Lucious Lantanas
I spent several summers climbing the hillsides in Uvalde and Real Counties when I was a teenager. I was grunt labor working on herbicide research for my dad. Fact is, I probably climbed over some of the same hills as Gracie the giraffe escape artist (check recent news stories).

It was on those hills, specifically, in many of those washes, that I learned to appreciate this plant that found places where moisture accumulates and ways to take advantage of it. Big clumps would arise out of the bases of boulders – the ultimate mulches to keep the soil from drying out.
I came away with a lifelong love of lantanas.

The odd thing was that you didn’t see them used in Texas landscapes very often. They grew too tall. It was when dwarf and spreading types came into nurseries that interest skyrocketed. Gold Mound, Silver Mound, then trailing lavender lantanas were popular. But then New Gold blew the top off the market. It remains one of the finest.
As interest in perennial gardens has grown over the past 30 years the taller types of lantanas have come back into the picture. They’re attractive backdrops to other flowers and they keep blooming from spring until frost.
How to succeed with lantanas…
Here are some quick tips to getting the results you want with this great group of plants.
• Lighting: Full or nearly full sunlight. Shade is their enemy.
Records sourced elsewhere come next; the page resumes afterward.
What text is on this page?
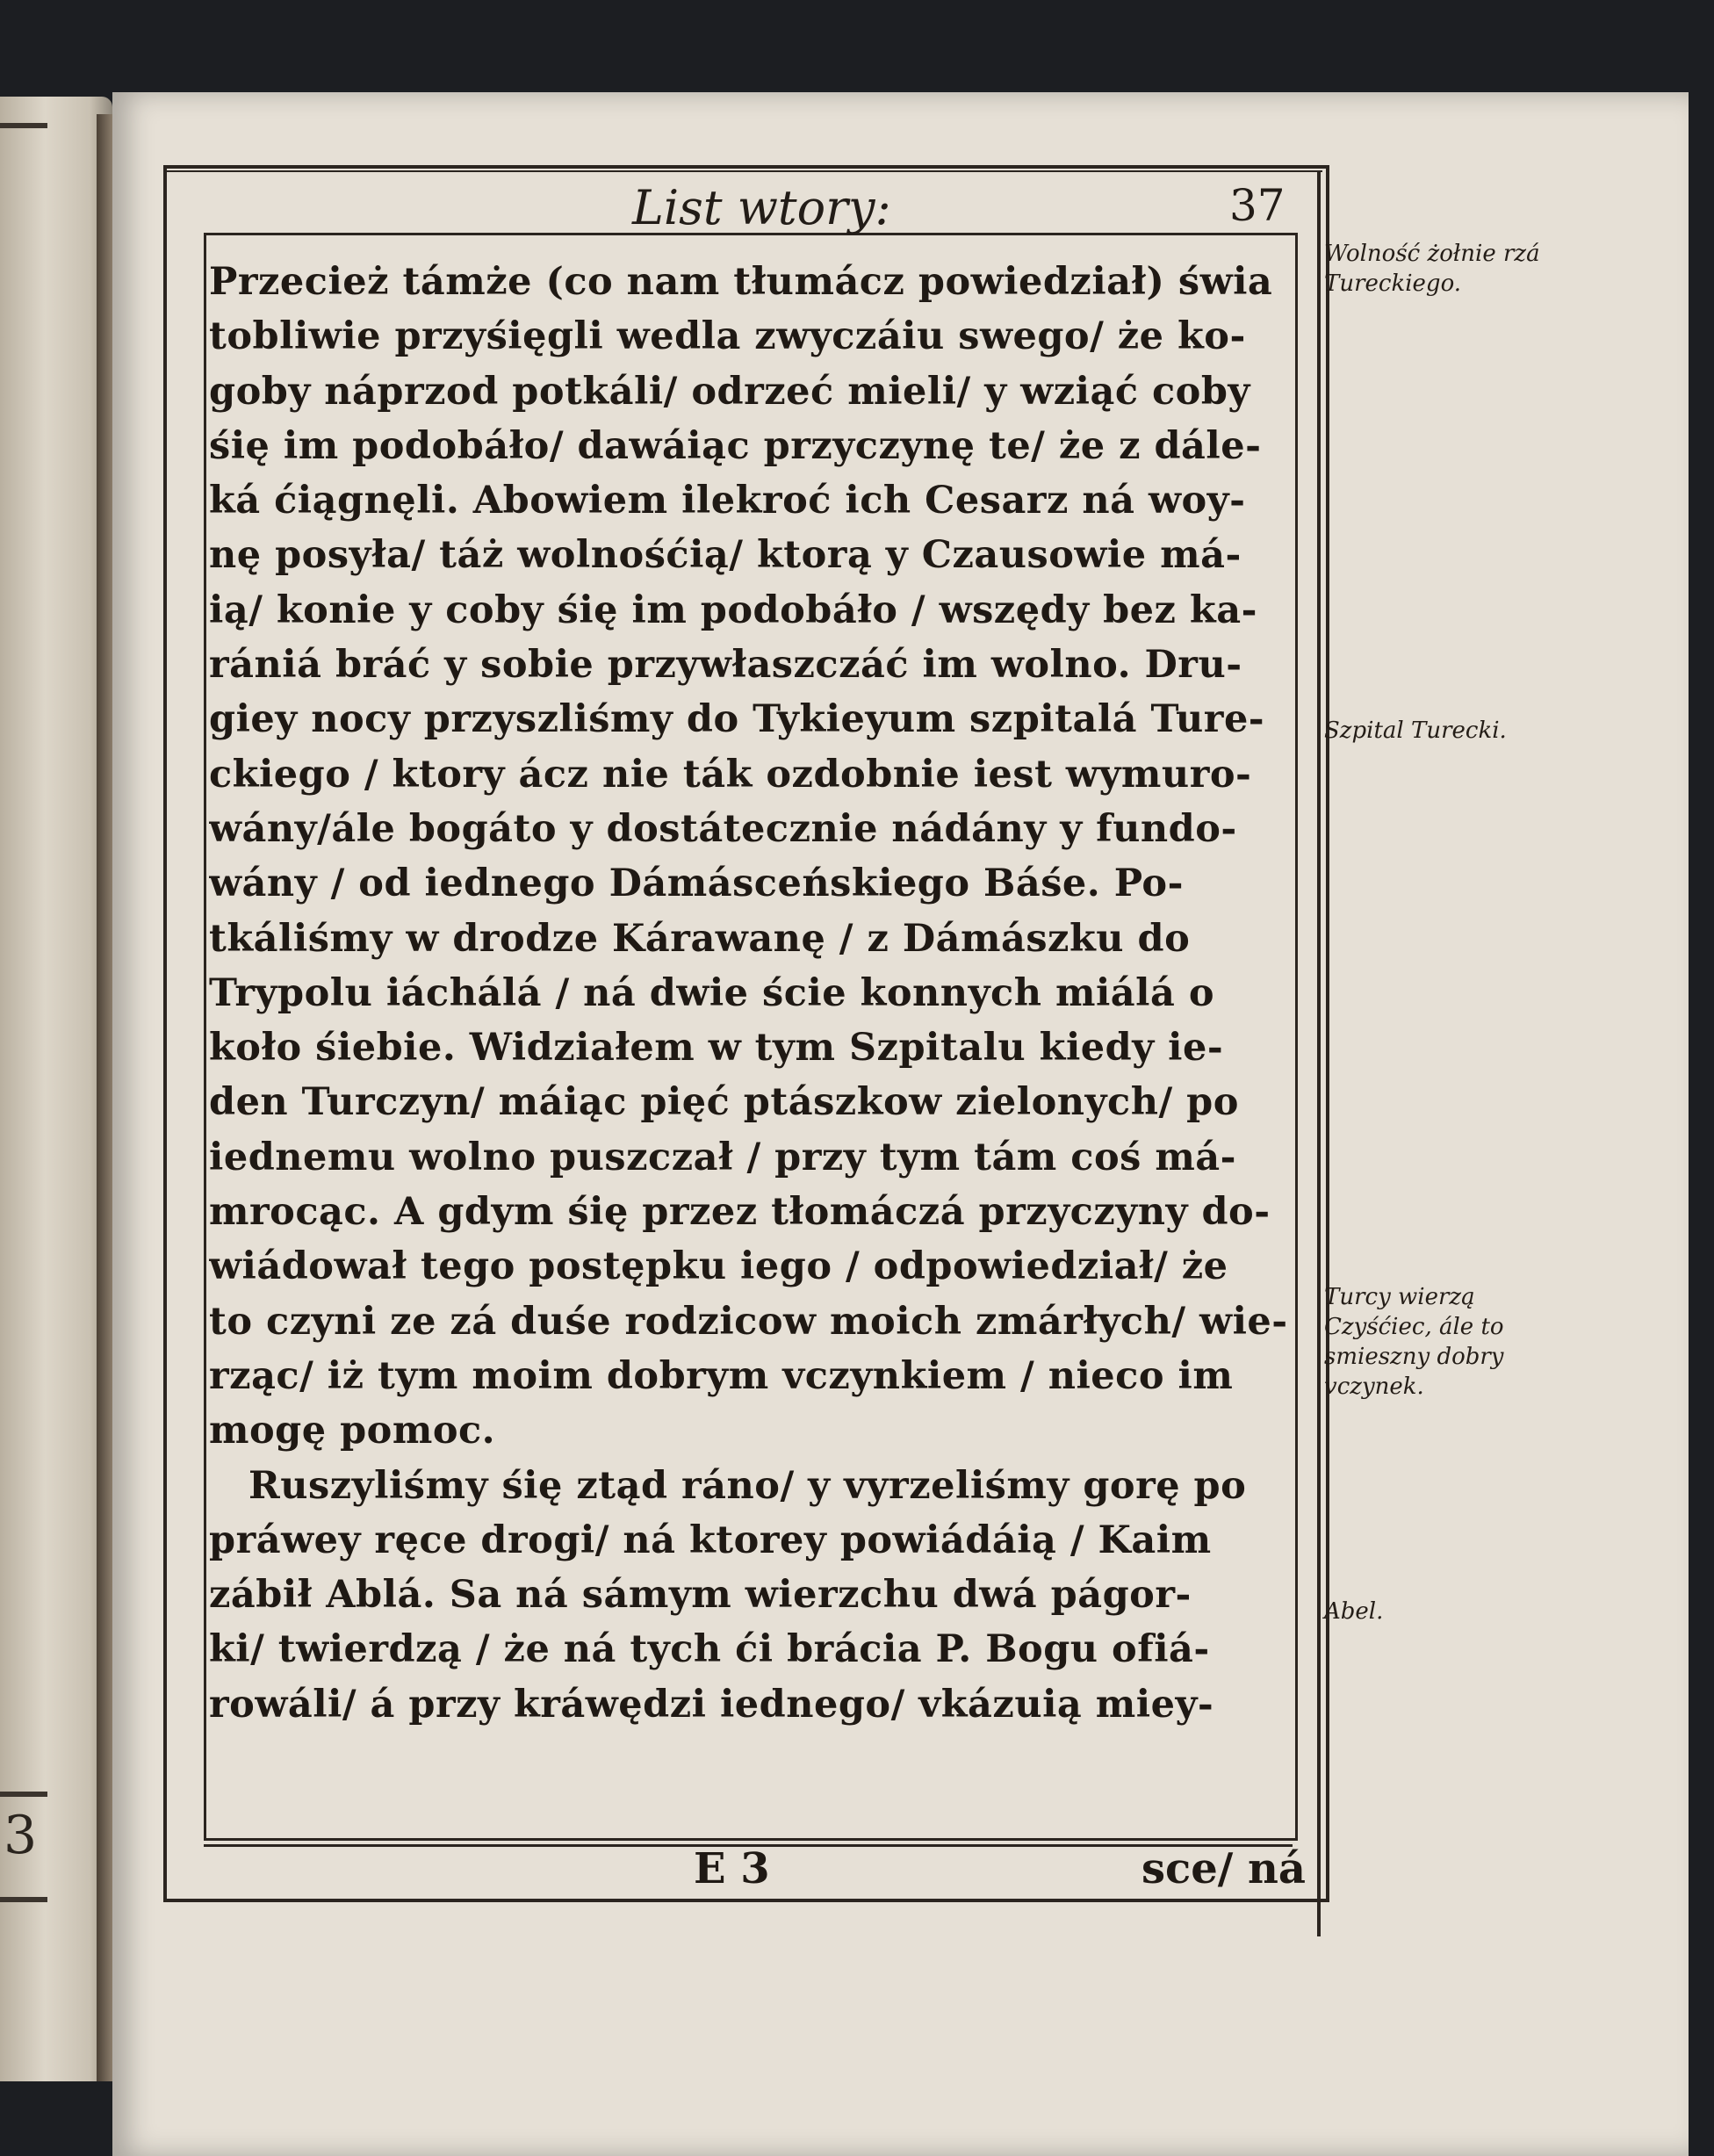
3
List wtory:	37
Przecież támże (co nam tłumácz powiedział) świa
tobliwie przyśięgli wedla zwyczáiu swego/ że ko-
goby náprzod potkáli/ odrzeć mieli/ y wziąć coby
śię im podobáło/ dawáiąc przyczynę te/ że z dále-
ká ćiągnęli. Abowiem ilekroć ich Cesarz ná woy-
nę posyła/ táż wolnośćią/ ktorą y Czausowie má-
ią/ konie y coby śię im podobáło / wszędy bez ka-
rániá bráć y sobie przywłaszczáć im wolno. Dru-
giey nocy przyszliśmy do Tykieyum szpitalá Ture-
ckiego / ktory ácz nie ták ozdobnie iest wymuro-
wány/ále bogáto y dostátecznie nádány y fundo-
wány / od iednego Dámásceńskiego Báśe. Po-
tkáliśmy w drodze Kárawanę / z Dámászku do
Trypolu iáchálá / ná dwie ście konnych miálá o
koło śiebie. Widziałem w tym Szpitalu kiedy ie-
den Turczyn/ máiąc pięć ptászkow zielonych/ po
iednemu wolno puszczał / przy tym tám coś má-
mrocąc. A gdym śię przez tłomáczá przyczyny do-
wiádował tego postępku iego / odpowiedział/ że
to czyni ze zá duśe rodzicow moich zmárłych/ wie-
rząc/ iż tym moim dobrym vczynkiem / nieco im
mogę pomoc.
Ruszyliśmy śię ztąd ráno/ y vyrzeliśmy gorę po
práwey ręce drogi/ ná ktorey powiádáią / Kaim
zábił Ablá. Sa ná sámym wierzchu dwá págor-
ki/ twierdzą / że ná tych ći brácia P. Bogu ofiá-
rowáli/ á przy kráwędzi iednego/ vkázuią miey-
E 3	sce/ ná
Wolność żołnie rzá Tureckiego.
Szpital Turecki.
Turcy wierzą Czyśćiec, ále to smieszny dobry vczynek.
Abel.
• Soil types: Perfectly draining. Highly organic with ample amounts of expanded shale or sandy loam topsoil. Raised beds are great, but they also are excellent in large patio pots.
• Fertilizer needs: Water-soluble, high-nitrogen fertilizer applied weekly. They bloom on new growth, and nitrogen dissipates quickly with irrigation, so it must be replenished.
• Pruning: Trim to maintain good growth form but avoid formal shearing. Let them grow naturally.
• Deadheading: Most varieties will cycle in and out of bloom so keep seedheads trimmed off as they try to form. One of the advantages of the variety ‘New Gold’ is that it’s a sterile triploid that is incapable of setting fruit. It blooms almost continuously.
• Winter protection: The farther south you are in Texas the better luck you’ll have in getting lantanas to come back from their roots the following spring. In fact, they may not even freeze back to the ground. If they do, however, trim off the dead tops immediately, and pile compost or shredded tree leaves over the bed 2-3 in. deep as a mulch.
• Propagation: Most growers start new lantanas from cuttings taken from soft new growth during the summer. They can also be divided in very early spring, just before the plants start sending up their new shoots.